[Beowulf] HPC in Windows

Tue Oct 12 08:35:05 PDT 2004

On Mon, 11 Oct 2004, Erik Paulson wrote:

> On Sat, Oct 09, 2004 at 06:11:01PM -0400, Robert G. Brown wrote:
> > On Sat, 9 Oct 2004, Rajiv wrote:
> > 
> > > Dear All,
> > >     Are there any Beowulf packages for windows?
> > 
> > Not that I know of.  In fact, the whole concept seems a bit oxymoronic,
> > as the definition of a beowulf is a cluster supercomputer running an
> > open source operating system.
> > 
> 
> It's really time that gave up on trying to hold a strong definition
> to "beowulf". It's like kleenex or hacker/cracker. The world doesn't
> care. Clusters of x86 PCs doing "HPC" = beowulf

Now look what you did.  Used up my whole morning, just about.

The easily bored can skip the rant below.

<rant id="389">

This (what's a beowulf?) is list discussion #389, actually.  Or maybe it
is that the discussion has occurred 389 times, I can't remember.  I do
remember that the first time I participated in it was around seven or
eight years ago, that I advanced the point of view that you espouse here
-- and that I changed my mind.

The definition of beowulf as OPPOSED to "just" a cluster of systems
(nuttin' in the definition about them being "PC"s, just COTS systems)
was given by the members of the original beowulf project with explicit
reasons for each component.  Note well that cluster supercomputing was
at the time not new -- I'd been doing it myself by then for years (on
COTS systems, for that matter, if Unix workstations can be considered
off the shelf), and I was far, far from the first.

At that time, there were already NOWs, COWs, PoPs and more.  See
Pfister's "In Search of Clusters" for a lovely, balanced, and not
terribly beowulf-centric historical review.

Two things differentiated the beowulf from earlier cluster efforts.

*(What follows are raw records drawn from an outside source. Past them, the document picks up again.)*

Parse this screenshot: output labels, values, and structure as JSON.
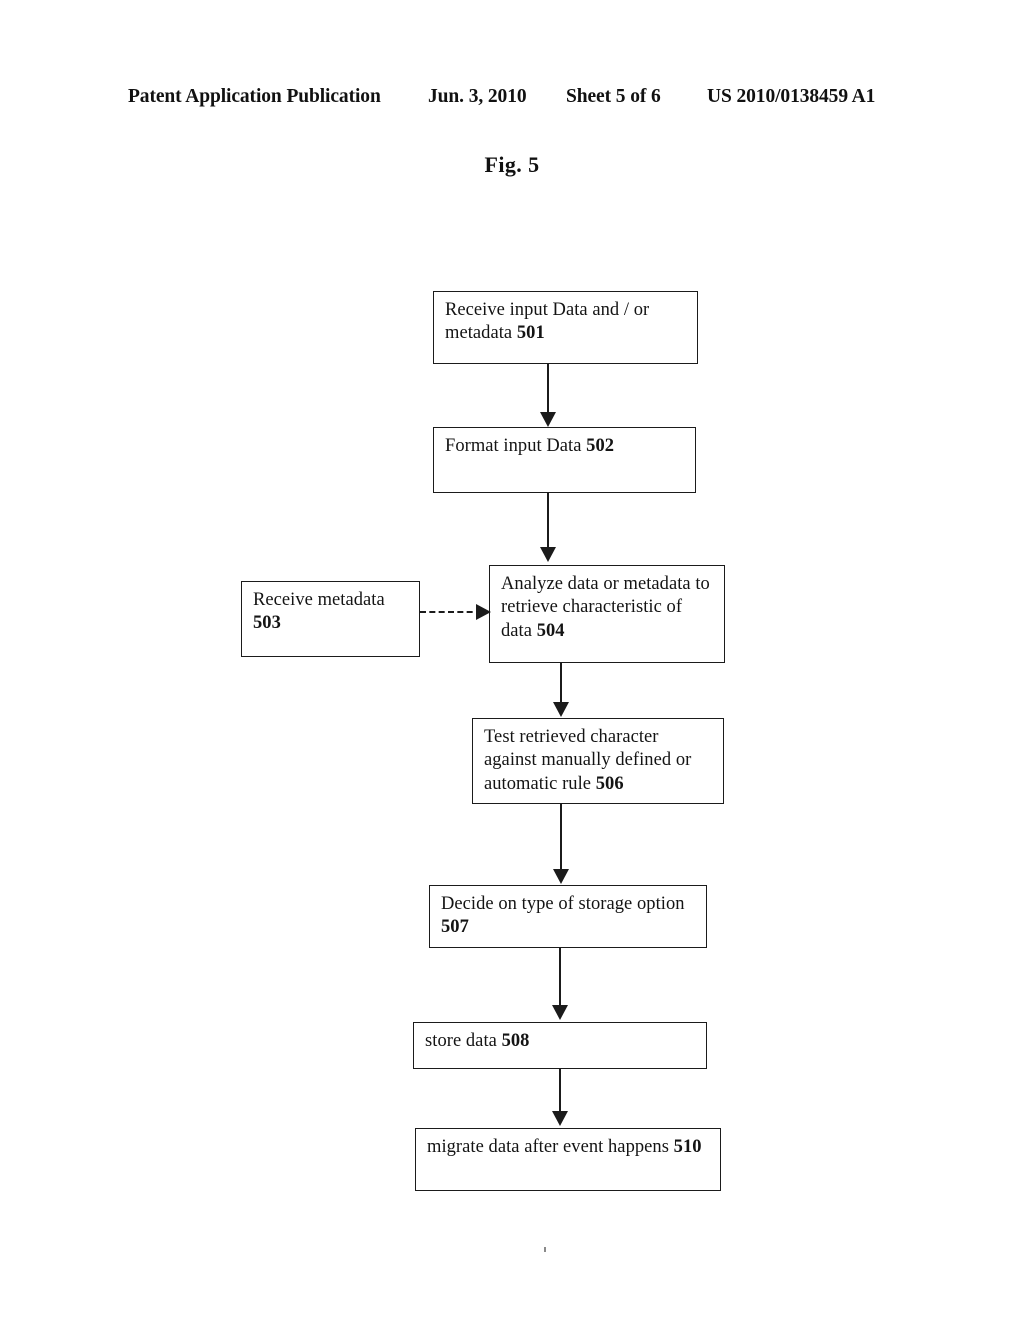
{
  "header": {
    "publication": "Patent Application Publication",
    "date": "Jun. 3, 2010",
    "sheet": "Sheet 5 of 6",
    "document_number": "US 2010/0138459 A1"
  },
  "figure": {
    "title": "Fig. 5",
    "type": "flowchart"
  },
  "nodes": [
    {
      "id": "501",
      "text": "Receive input Data and / or metadata ",
      "ref": "501",
      "label": "Receive input Data and / or metadata 501"
    },
    {
      "id": "502",
      "text": "Format input Data ",
      "ref": "502",
      "label": "Format input Data 502"
    },
    {
      "id": "503",
      "text": "Receive metadata ",
      "ref": "503",
      "label": "Receive metadata 503"
    },
    {
      "id": "504",
      "text": "Analyze data or metadata to retrieve characteristic of data ",
      "ref": "504",
      "label": "Analyze data or metadata to retrieve characteristic of data 504"
    },
    {
      "id": "506",
      "text": "Test retrieved character against manually defined or automatic rule ",
      "ref": "506",
      "label": "Test retrieved character against manually defined or automatic rule 506"
    },
    {
      "id": "507",
      "text": "Decide on type of storage option ",
      "ref": "507",
      "label": "Decide on type of storage option 507"
    },
    {
      "id": "508",
      "text": "store data ",
      "ref": "508",
      "label": "store data 508"
    },
    {
      "id": "510",
      "text": "migrate data after event happens ",
      "ref": "510",
      "label": "migrate data after event happens 510"
    }
  ],
  "connectors": [
    {
      "id": "c-501-502",
      "from": "501",
      "to": "502",
      "style": "solid",
      "direction": "down"
    },
    {
      "id": "c-502-504",
      "from": "502",
      "to": "504",
      "style": "solid",
      "direction": "down"
    },
    {
      "id": "c-503-504",
      "from": "503",
      "to": "504",
      "style": "dashed",
      "direction": "right"
    },
    {
      "id": "c-504-506",
      "from": "504",
      "to": "506",
      "style": "solid",
      "direction": "down"
    },
    {
      "id": "c-506-507",
      "from": "506",
      "to": "507",
      "style": "solid",
      "direction": "down"
    },
    {
      "id": "c-507-508",
      "from": "507",
      "to": "508",
      "style": "solid",
      "direction": "down"
    },
    {
      "id": "c-508-510",
      "from": "508",
      "to": "510",
      "style": "solid",
      "direction": "down"
    }
  ],
  "colors": {
    "ink": "#1b1b1b",
    "paper": "#ffffff"
  }
}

  a) Custom software designed to present a view of the cluster as "a
supercomputer" in the same sense (precisely) that e.g. an SP2 or SP3 is
"a supercomputer" -- a single "head" that is identified as being "the
computer", specialized communications channels to augment the speed of
communications (then quite slow on 10 Mbps ethernet), stuff like bproc
designed to support the member computers being "processors" in a
multiprocessor machine rather than standalone computers.  Note that this
idea was NOT totally original to the beowulf project, as PVM already had
incorporated much of this vision years earlier.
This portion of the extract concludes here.